Understandably, vendors of predictive coding software want to show off numbers indicating that their software works well. It is important for users of such software to avoid drawing wrong conclusions from performance numbers.
Consider the two precision-recall curves below (if you need to brush up on the meaning of precision and recall, see my earlier article):
The one on the left is incredibly good, with 97% precision at 90% recall. The one on the right is not nearly as impressive, with 17% precision at 70% recall, though you could still find 70% of the relevant documents with no additional training by reviewing only the highest-rated 4.7% of the document population (excluding the documents reviewed for training and testing).
Why are the two curves so different? They come from the same algorithm applied to the same document population with the same features (words) analyzed and the exact same random sample of documents used for training. The only difference is the categorization task being attempted, i.e. what type of document we consider to be relevant. Both tasks have nearly the same prevalence of relevant documents (0.986% for the left and 1.131% for the right), but the task on the left is very easy and the one on the right is a lot harder. So, when a vendor quotes performance numbers, you need to keep in mind that they are only meaningful for the specific document set and task that they came from. Performance for a different task or document set may be very different. Comparing a vendor’s performance numbers to those from another source computed for a different categorization task on a different document set would be comparing apples to oranges.
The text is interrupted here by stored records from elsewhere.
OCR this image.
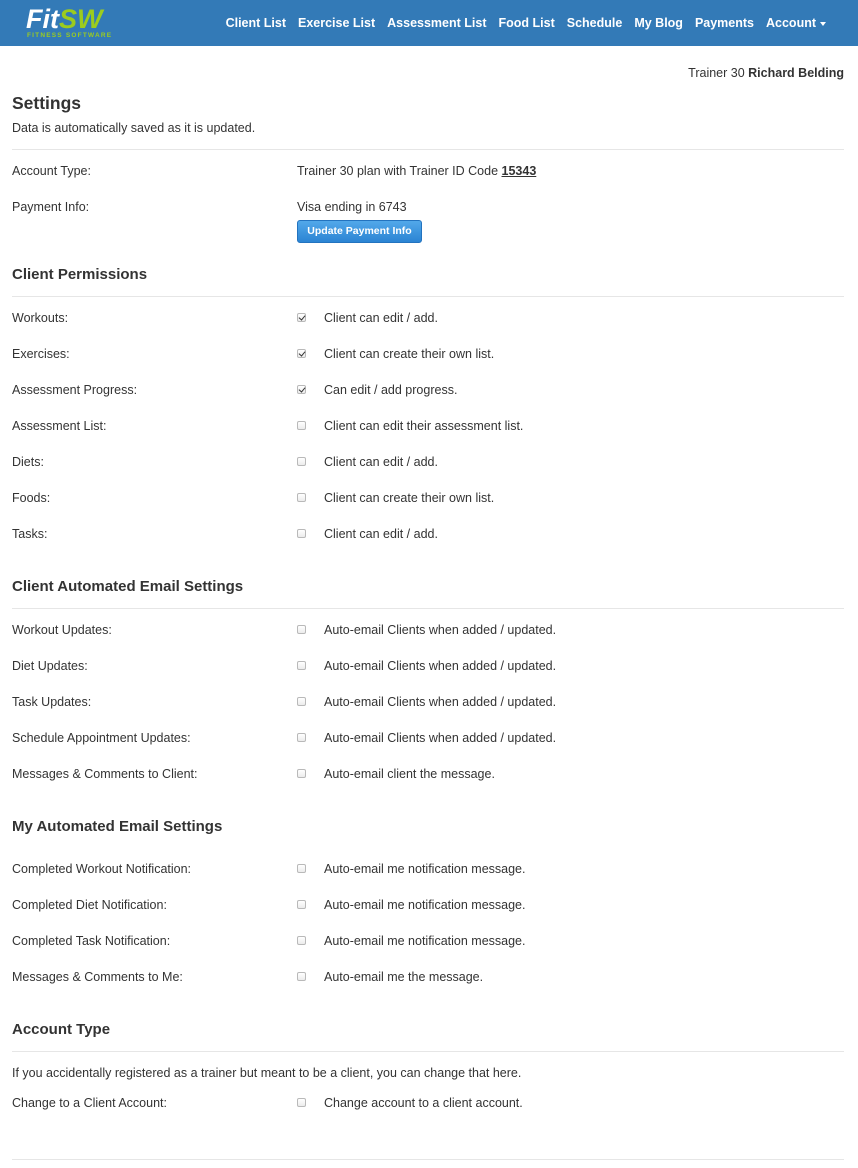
FitSW
FITNESS SOFTWARE
Client List Exercise List Assessment List Food List Schedule My Blog Payments Account
Trainer 30 Richard Belding
Settings
Data is automatically saved as it is updated.
Account Type:	Trainer 30 plan with Trainer ID Code 15343
Payment Info:	Visa ending in 6743
Update Payment Info
Client Permissions
Workouts:	Client can edit / add.
Exercises:	Client can create their own list.
Assessment Progress:	Can edit / add progress.
Assessment List:	Client can edit their assessment list.
Diets:	Client can edit / add.
Foods:	Client can create their own list.
Tasks:	Client can edit / add.
Client Automated Email Settings
Workout Updates:	Auto-email Clients when added / updated.
Diet Updates:	Auto-email Clients when added / updated.
Task Updates:	Auto-email Clients when added / updated.
Schedule Appointment Updates:	Auto-email Clients when added / updated.
Messages & Comments to Client:	Auto-email client the message.
My Automated Email Settings
Completed Workout Notification:	Auto-email me notification message.
Completed Diet Notification:	Auto-email me notification message.
Completed Task Notification:	Auto-email me notification message.
Messages & Comments to Me:	Auto-email me the message.
Account Type
If you accidentally registered as a trainer but meant to be a client, you can change that here.
Change to a Client Account:	Change account to a client account.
Fair comparison of different predictive coding approaches is difficult, and one must be careful not to extrapolate results from any study too far. As an analogy, consider performing experiments to determine whether fertilizer X works better than fertilizer Y. You might plant marigolds in each fertilizer, apply the same amount of water and sunlight, and measure plant growth. In other words, keep everything the same except the fertilizer. That would give a result that applies to marigolds with the specific amount of sunlight and water used. Would the same result occur for carrots? You might take several different types of plants and apply the same experiment to each to see if there is a consistent winner. What if more water was used? Maybe fertilizer X works better for modest watering (it absorbs and retains water better) and fertilizer Y works better for heavy watering. You might want to present results for different amounts of water so people could choose the optimal fertilizer for the amount of rainfall in their locations. Or, you might determine the optimal amount of water for each, and declare the fertilizer that gives the most growth with its optimal amount of water the winner, which is useful only if gardeners/farmers can adjust water delivery. The number of experiments required to cover every possibility grows exponentially with the number of parameters that can be adjusted.
Predictive coding is more complicated because there are more interdependent parts that can be varied. Comparing classification algorithms on one document set may give a result that doesn’t apply to others, so you might test on several document sets (some with long documents, some with short, some with high prevalence, some with low, etc.), much like testing fertilizer on several types of plants, but that still doesn’t guarantee that a consistent winner will perform best on some untested set of documents. Does a different algorithm win if the amount of training data is higher/lower, similar to a different fertilizer winning if the amount of water is changed? What if the nature of the training data (e.g., random sample vs. active learning) is changed? The training approach can impact different classification algorithms differently (e.g., an active learning algorithm can be optimized for a specific classification algorithm), making the results from a study on one classification algorithm inapplicable to a different algorithm. When comparing two classification algorithms where one is known to perform poorly for high-dimensional data, should you use feature selection techniques to reduce the dimensionality of the data for that algorithm under the theory that that is how it would be used in practice, but knowing that any poor performance may come from removing an important feature rather than from a failure of the classification algorithm itself?
What you definitely should not do is plant a cactus in fertilizer X and a sunflower in fertilizer Y and compare the growth rates to draw a conclusion about which fertilizer is better. Likewise, you should not compare predictive coding performance numbers that came from different document sets or categorization tasks.